Yonder Journal: (Dis)Enchanted Rock Permanent May 20, 2014

"For a relaxing time...make it a Suntory time."—Cole Maness

You’re damned if you do and damned if you don’t…

The last Yonder Journal Brovet in Austin was a clusterfuck of epic proportions. I planned the ride, which, in context was one of the best 300 mile loops in Texas Hill Country. That context though, is slightly mottled, since, you know, I live in Texas and these guys are from California and Oregon – which has some of the best riding in the country. Maybe they’re soft-skinned liberals and I’m ok with Texas being stuck in the 17th century, or maybe riding for 40 hours in the pissing – just above freezing – rain just leaves a bad taste in your mouth.

Context aside, I planned a 300 mile route, the weather was nice – 80 degrees and humid – hey, it’s Texas – and everyone arrived in Austin.

Cursed. We’re all cursed. Or maybe I’m cursed? For whatever reason, mother nature took a shit on us, then smeared it on the route. 300 miles got cut in half, we had to bail so people could catch their flights. Ty got drunk – after he and Kelli got engaged. Moi got drunk. Kyle threw up in my yard. Hahn got drunk and raided dirty laundry.

The story goes deeper than this over at Yonder Journal! Head over to read about the Curse and (Dis)Enchanted Rock. See a few more selections below and follow Yonder on Instagram as they’re in the middle of another Brovet down South!












  • Chris Valente

    Sooo when is the review of your waterproof breathable asschaps?

  • Mike Kimbro

    I don’t care what that guy says, Enchanted Rock is still pretty cool in my book.

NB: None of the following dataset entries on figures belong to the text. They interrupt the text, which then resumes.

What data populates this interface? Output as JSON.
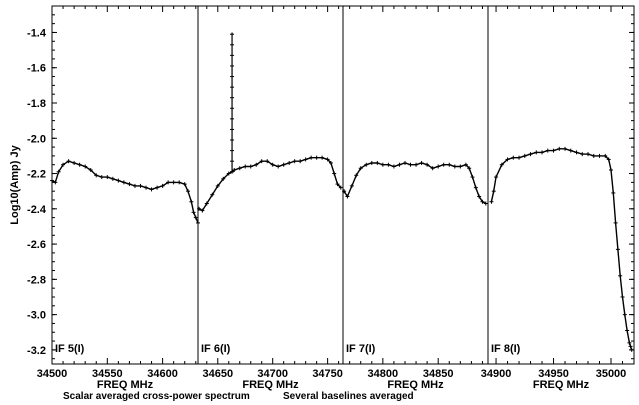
{
  "chart_data": {
    "type": "scatter",
    "ylabel": "Log10(Amp) Jy",
    "ylim": [
      -3.28,
      -1.25
    ],
    "yticks": [
      "-1.4",
      "-1.6",
      "-1.8",
      "-2.0",
      "-2.2",
      "-2.4",
      "-2.6",
      "-2.8",
      "-3.0",
      "-3.2"
    ],
    "grid": false,
    "captions": [
      "Scalar averaged cross-power spectrum",
      "Several baselines averaged"
    ],
    "panels": [
      {
        "label": "IF 5(I)",
        "xlabel": "FREQ MHz",
        "xlim": [
          34500,
          34632
        ],
        "xticks": [
          "34500",
          "34550",
          "34600"
        ],
        "x": [
          34500,
          34503,
          34506,
          34510,
          34515,
          34520,
          34525,
          34530,
          34535,
          34540,
          34545,
          34550,
          34555,
          34560,
          34565,
          34570,
          34575,
          34580,
          34585,
          34590,
          34595,
          34600,
          34605,
          34610,
          34615,
          34620,
          34623,
          34626,
          34628,
          34630,
          34632
        ],
        "y": [
          -2.24,
          -2.25,
          -2.19,
          -2.15,
          -2.13,
          -2.14,
          -2.15,
          -2.16,
          -2.18,
          -2.21,
          -2.22,
          -2.22,
          -2.23,
          -2.24,
          -2.25,
          -2.26,
          -2.27,
          -2.27,
          -2.28,
          -2.29,
          -2.28,
          -2.27,
          -2.25,
          -2.25,
          -2.25,
          -2.26,
          -2.3,
          -2.36,
          -2.42,
          -2.45,
          -2.48
        ]
      },
      {
        "label": "IF 6(I)",
        "xlabel": "FREQ MHz",
        "xlim": [
          34632,
          34764
        ],
        "xticks": [
          "34650",
          "34700",
          "34750"
        ],
        "x": [
          34633,
          34636,
          34640,
          34645,
          34650,
          34655,
          34660,
          34663,
          34665,
          34670,
          34675,
          34680,
          34685,
          34690,
          34695,
          34700,
          34705,
          34710,
          34715,
          34720,
          34725,
          34730,
          34735,
          34740,
          34745,
          34750,
          34753,
          34756,
          34759,
          34762
        ],
        "y": [
          -2.4,
          -2.41,
          -2.37,
          -2.32,
          -2.27,
          -2.23,
          -2.2,
          -2.19,
          -2.18,
          -2.17,
          -2.16,
          -2.16,
          -2.15,
          -2.13,
          -2.13,
          -2.15,
          -2.16,
          -2.15,
          -2.14,
          -2.13,
          -2.13,
          -2.12,
          -2.11,
          -2.11,
          -2.11,
          -2.12,
          -2.14,
          -2.2,
          -2.26,
          -2.28
        ]
      },
      {
        "label": "IF 7(I)",
        "xlabel": "FREQ MHz",
        "xlim": [
          34764,
          34895
        ],
        "xticks": [
          "34800",
          "34850"
        ],
        "x": [
          34765,
          34768,
          34772,
          34776,
          34780,
          34785,
          34790,
          34795,
          34800,
          34805,
          34810,
          34815,
          34820,
          34825,
          34830,
          34835,
          34840,
          34845,
          34850,
          34855,
          34860,
          34865,
          34870,
          34875,
          34878,
          34881,
          34884,
          34887,
          34890,
          34893
        ],
        "y": [
          -2.3,
          -2.33,
          -2.27,
          -2.21,
          -2.17,
          -2.15,
          -2.14,
          -2.14,
          -2.15,
          -2.15,
          -2.16,
          -2.15,
          -2.14,
          -2.15,
          -2.15,
          -2.14,
          -2.15,
          -2.17,
          -2.16,
          -2.15,
          -2.15,
          -2.16,
          -2.16,
          -2.15,
          -2.17,
          -2.22,
          -2.28,
          -2.33,
          -2.36,
          -2.37
        ]
      },
      {
        "label": "IF 8(I)",
        "xlabel": "FREQ MHz",
        "xlim": [
          34893,
          35020
        ],
        "xticks": [
          "34900",
          "34950",
          "35000"
        ],
        "x": [
          34896,
          34898,
          34900,
          34905,
          34910,
          34915,
          34920,
          34925,
          34930,
          34935,
          34940,
          34945,
          34950,
          34955,
          34960,
          34965,
          34970,
          34975,
          34980,
          34985,
          34990,
          34995,
          34998,
          35000,
          35002,
          35004,
          35006,
          35008,
          35010,
          35012,
          35014,
          35016,
          35017,
          35018
        ],
        "y": [
          -2.36,
          -2.3,
          -2.22,
          -2.15,
          -2.12,
          -2.11,
          -2.11,
          -2.1,
          -2.09,
          -2.08,
          -2.08,
          -2.07,
          -2.07,
          -2.06,
          -2.06,
          -2.07,
          -2.08,
          -2.09,
          -2.09,
          -2.1,
          -2.1,
          -2.1,
          -2.12,
          -2.18,
          -2.31,
          -2.48,
          -2.63,
          -2.78,
          -2.9,
          -3.0,
          -3.09,
          -3.16,
          -3.18,
          -3.2
        ]
      }
    ],
    "spike": {
      "panel": 1,
      "x": 34663,
      "y_top": -1.4,
      "y_base": -2.19
    }
  }
}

    • It is, his point was that we were all so wrecked after riding in the just-above freezing temps that NOTHING was cool… Aside from getting wasted!

      • Mike Kimbro

        It did look miserable (but I bet an awesome ride in nice weather). And damn this Texas pride getting me fired up at the internet!

  • Fred P

    “It will rain on you for 48 hours. It will rain every second of every minute of every hour for two whole-entire days. And not just rain-rain, we’re talking about a bona fide deluge, the stuff Fundamentalist Baptists get excited about, that’s right, it will get Biblical on you. You will have your own category-sized Tempest chaperoning you around Texas. All day and all night. On the upside, they’re just like Vampires, you have to invite them inside otherwise they have to wait outside.”